Since the sound speed is much faster in water than in air, it has to be adjusted programmatically. Other than that, panoramic sound in water can be recorded and reproduced by almost the same procedure as that in air. Figure 4 shows the tetrahiedral hydrophone system used in our study.
Sounds in the following demo clips were recorded in the water by using the tetrahedral hydrophone system. In these clips, the full spherical spatial sounds are reconstructed also from the data stream stored in stereo WAV files.
Demo with a file "turtle01.wav" |
Demo with a file "squal.wav" |
As mentioned previously, spatial properties of a wave at the observation point can be expressed by a vector for each frequency bin. When using an array of the tetrahedral microphone systems, therefore, spatial sound not only at the measuring points but also at any point between them can be estimated by simple interpolation of the vectors as can be seen in Fig. 5. By this technology, listeners can control not only panning but also the listening point seamlessly along with the array. This is the morphing of spatial sound.
Sound in the demo clip below was recorded by a linear sensor array consisted of 4 tetrahedral microphone systems while 6 speakers were reading 6 different texts in an anechoic room (Fig. 6). Since there were 4 tetrahedral microphone systems, a total of a 16-track recording was conducted.

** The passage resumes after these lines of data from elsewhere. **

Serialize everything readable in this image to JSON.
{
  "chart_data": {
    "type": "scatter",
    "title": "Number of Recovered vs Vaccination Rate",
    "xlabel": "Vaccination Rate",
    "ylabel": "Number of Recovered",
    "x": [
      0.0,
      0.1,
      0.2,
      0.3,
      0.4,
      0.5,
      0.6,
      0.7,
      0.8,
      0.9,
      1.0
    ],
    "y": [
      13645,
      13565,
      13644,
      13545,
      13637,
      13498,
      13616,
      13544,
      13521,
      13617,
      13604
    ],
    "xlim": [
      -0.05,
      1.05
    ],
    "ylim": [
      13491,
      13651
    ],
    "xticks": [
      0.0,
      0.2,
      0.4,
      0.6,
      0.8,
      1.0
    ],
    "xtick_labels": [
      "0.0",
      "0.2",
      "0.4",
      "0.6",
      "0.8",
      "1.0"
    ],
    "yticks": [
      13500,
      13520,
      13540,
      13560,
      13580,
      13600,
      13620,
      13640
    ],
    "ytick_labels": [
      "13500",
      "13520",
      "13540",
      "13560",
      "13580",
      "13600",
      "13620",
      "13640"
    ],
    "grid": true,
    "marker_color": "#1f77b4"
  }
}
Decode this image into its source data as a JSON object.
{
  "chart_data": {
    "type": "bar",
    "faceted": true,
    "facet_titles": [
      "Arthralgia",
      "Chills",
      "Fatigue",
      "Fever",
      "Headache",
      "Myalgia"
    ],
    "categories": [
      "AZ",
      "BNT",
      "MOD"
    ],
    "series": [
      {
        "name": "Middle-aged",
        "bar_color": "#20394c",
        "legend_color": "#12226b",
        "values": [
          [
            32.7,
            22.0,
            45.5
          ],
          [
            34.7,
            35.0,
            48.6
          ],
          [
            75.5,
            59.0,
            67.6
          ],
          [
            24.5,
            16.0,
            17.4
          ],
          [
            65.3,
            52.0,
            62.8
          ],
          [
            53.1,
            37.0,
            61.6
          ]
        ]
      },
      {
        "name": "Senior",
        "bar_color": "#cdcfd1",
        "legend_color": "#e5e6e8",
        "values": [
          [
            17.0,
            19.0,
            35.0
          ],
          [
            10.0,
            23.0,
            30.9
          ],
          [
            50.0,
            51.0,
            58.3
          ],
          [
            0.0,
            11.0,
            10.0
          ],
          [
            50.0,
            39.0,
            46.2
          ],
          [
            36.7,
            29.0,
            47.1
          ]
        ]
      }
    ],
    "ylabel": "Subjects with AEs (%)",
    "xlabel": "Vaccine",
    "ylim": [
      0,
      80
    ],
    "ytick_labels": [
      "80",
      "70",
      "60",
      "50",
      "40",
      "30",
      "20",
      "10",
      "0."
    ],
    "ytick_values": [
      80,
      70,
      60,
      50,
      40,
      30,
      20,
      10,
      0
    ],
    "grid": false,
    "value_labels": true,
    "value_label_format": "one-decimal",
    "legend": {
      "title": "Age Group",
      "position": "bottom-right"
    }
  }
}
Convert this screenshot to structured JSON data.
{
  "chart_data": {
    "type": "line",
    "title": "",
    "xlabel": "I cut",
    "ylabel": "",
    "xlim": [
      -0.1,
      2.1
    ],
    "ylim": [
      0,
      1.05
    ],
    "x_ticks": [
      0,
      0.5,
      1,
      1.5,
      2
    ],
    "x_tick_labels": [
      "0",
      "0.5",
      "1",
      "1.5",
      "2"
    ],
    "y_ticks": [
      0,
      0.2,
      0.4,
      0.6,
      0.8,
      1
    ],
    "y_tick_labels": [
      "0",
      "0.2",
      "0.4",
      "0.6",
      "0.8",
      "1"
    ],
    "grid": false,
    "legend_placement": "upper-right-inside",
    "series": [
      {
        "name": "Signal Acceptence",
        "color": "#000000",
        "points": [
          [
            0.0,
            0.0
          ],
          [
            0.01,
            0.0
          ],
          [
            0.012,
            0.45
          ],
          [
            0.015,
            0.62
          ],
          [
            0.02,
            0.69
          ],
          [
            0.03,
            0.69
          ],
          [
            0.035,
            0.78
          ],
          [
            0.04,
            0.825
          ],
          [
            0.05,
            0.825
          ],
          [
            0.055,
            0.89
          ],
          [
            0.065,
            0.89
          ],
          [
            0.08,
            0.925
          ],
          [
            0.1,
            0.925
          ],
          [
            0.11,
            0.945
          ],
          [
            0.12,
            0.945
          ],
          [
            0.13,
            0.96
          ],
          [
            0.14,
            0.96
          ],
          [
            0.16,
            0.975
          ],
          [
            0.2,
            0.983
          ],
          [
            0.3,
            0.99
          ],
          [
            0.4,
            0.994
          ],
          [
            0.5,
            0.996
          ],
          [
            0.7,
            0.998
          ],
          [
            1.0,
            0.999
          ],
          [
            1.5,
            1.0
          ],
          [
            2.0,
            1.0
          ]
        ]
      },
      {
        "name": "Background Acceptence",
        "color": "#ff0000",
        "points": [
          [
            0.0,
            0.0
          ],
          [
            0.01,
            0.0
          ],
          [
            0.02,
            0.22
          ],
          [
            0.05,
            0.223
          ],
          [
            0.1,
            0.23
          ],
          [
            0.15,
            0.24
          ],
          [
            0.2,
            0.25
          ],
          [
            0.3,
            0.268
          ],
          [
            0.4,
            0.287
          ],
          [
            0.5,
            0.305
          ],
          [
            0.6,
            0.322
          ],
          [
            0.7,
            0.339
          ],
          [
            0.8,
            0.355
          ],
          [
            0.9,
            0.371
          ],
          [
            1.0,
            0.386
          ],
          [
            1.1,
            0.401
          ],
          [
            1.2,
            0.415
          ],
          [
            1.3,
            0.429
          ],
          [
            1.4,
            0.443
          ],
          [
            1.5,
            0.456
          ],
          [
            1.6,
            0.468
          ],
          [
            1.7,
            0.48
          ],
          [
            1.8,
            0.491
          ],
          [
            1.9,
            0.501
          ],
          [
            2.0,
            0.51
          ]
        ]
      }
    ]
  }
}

You will find the '(+)' button and '(-)' button on the left and right sides of the 'BEAMFORMER' button. By pressing these buttons, the listener can change the listening point along with the linear array during the reproduction.
Open the demo by clicking the thumbnail below. Operation on mobile devices is not guaranteed.
Try also the following clip.
Since there are 4 measuring points, 4 stereo WAV files are used in each demonstration above.
To reproduce the full spherical spatial sound, a custom app or program is needed. On this site, for instance, a program in JavaScript is used to playback spatial sounds. Since stereo WAV files in the Full-Spherical Stereo are backward compatible with the conventional WAV format, even if the custom app or program is not available, the audio data stream can be played as the common one-dimensional stereo sound.